I would be an ambitious claim to say that the Larkin, Gunn, Donald Davie generation represented a Golden Age of English poetry when compared with, say, Philip Sidney and Elizabethan sonnet writers, Donne and his metaphysical comrades, the Romantic generations of Wordsworth, Keats, Shelley and Blake or the Modernist revolution dated very precisely circa 1910 but the worth of writing doesn't have to be judged by its place in a vaguely acknowledged canon and great value is to be found elsewhere and, in Larkin's phrase, 'can happen anywhere' and poets like Redpath provide much that we should be grateful for in a period in which one of their tutors has expressed the opinion that the young generation of poets writing now are,
the strongest ever in UK poetry.

Ever !

As Sean O'Brien remarks in his introduction (this volume was published in 1996),
Redpath, to a degree that would be almost inexplicable to the Darwinian young poets of today, was a good deal more interested in writing poems than in publicizing his existence.

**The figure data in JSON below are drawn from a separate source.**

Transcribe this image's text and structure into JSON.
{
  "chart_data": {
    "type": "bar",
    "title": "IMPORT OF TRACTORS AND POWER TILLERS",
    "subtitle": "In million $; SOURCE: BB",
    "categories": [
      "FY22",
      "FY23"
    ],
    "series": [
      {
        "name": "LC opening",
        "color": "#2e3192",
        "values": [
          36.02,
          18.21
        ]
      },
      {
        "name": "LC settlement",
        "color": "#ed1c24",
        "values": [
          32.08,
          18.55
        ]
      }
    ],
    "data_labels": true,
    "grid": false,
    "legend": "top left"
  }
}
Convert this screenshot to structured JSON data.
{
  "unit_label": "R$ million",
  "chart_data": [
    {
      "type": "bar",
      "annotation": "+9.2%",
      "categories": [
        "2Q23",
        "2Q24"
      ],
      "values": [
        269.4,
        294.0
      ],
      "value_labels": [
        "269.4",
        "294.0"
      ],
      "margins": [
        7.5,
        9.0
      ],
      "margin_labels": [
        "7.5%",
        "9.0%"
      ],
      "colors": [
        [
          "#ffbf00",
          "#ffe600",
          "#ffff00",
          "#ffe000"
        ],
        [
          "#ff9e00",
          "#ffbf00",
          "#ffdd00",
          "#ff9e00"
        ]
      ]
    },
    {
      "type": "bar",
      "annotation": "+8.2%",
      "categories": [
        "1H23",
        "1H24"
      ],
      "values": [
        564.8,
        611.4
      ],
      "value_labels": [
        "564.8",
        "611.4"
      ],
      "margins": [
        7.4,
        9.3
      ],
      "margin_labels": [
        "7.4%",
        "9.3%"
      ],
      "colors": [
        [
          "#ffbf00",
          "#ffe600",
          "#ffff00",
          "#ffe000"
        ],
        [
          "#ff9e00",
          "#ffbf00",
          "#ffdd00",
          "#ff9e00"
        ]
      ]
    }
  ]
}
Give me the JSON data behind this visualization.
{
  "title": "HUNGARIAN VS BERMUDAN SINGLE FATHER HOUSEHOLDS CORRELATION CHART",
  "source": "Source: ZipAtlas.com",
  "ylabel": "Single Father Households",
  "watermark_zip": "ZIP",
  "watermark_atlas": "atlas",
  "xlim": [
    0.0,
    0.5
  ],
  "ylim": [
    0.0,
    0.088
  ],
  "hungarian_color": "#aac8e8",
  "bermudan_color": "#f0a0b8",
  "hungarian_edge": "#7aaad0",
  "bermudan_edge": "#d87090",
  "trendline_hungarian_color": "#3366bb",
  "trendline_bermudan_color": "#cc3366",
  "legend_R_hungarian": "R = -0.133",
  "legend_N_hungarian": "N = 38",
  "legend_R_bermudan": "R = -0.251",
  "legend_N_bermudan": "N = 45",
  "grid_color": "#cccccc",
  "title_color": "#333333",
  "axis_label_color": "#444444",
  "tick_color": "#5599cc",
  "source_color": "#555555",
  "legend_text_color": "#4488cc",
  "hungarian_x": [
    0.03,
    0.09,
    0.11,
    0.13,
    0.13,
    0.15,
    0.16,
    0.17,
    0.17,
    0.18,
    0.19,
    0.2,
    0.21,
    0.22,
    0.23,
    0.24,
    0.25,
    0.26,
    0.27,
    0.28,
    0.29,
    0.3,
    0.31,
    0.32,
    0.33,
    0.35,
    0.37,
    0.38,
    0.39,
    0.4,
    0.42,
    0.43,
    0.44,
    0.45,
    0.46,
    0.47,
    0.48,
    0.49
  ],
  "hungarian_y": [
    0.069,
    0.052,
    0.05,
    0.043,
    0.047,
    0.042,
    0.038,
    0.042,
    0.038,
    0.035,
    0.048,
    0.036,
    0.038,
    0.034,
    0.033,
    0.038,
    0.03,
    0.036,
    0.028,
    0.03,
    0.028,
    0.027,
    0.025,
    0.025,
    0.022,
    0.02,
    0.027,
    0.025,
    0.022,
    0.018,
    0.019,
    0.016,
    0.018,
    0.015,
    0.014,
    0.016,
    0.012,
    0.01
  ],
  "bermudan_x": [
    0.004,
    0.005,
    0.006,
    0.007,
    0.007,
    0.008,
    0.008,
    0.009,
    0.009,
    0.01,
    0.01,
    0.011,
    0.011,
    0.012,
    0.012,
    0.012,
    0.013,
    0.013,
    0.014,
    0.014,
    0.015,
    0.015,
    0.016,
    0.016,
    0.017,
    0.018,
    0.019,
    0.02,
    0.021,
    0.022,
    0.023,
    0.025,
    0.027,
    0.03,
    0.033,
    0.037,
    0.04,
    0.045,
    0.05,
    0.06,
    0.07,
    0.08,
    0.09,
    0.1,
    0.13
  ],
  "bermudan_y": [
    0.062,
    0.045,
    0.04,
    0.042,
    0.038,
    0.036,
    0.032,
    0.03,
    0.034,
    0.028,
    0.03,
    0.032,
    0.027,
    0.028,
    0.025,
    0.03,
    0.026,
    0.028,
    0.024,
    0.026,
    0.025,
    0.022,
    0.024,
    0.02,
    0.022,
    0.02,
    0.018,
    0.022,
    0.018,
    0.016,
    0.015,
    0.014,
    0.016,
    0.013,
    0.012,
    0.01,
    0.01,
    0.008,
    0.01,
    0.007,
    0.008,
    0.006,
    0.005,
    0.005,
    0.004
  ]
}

Since marketing, networking and Creative Writing debentures sometimes appear as important as poems to poets by now, those words were quite prescient twenty years ago but one might take solace in the fact that it is still not true of all poetry activity and in many places poems can still be valued ahead of mere poetic reputations and the attention they attract.
There is, by all means, a homespun kindness and generosity of spirit in Redpath's poems that is unchallenging and his method involves plenty of use of hyphenated compound adjectives (and nouns), like the 'end-of-winter cloud', the 'long-time-used to loss' or 'between tick and yes-I thought-so tick'. Making his own reference to Larkin, he is not unaware of a debt that shows itself not only in form and style but a number of places in which we can't help but hear echoes of poems like The Whitsun Weddings or Sad Steps. None of which detracts from a highly likeable collection from a very enjoyable poet who doesn't lose much by not being completely original and being, quite possibly, 'minor'. The world would benefit from more minor poets who are as good.
He arrives at some fine endings, as in Knitting,
                                                  What's
There all the time? Ah, neither wind nor rain
Which any fool photographer can trap,
But light without place, unmarked on any map.

Such quiet observations, well made and carefully arrived at, happen throughout the book. I can do no more than recommend the book highly while The Rialto still have some in stock.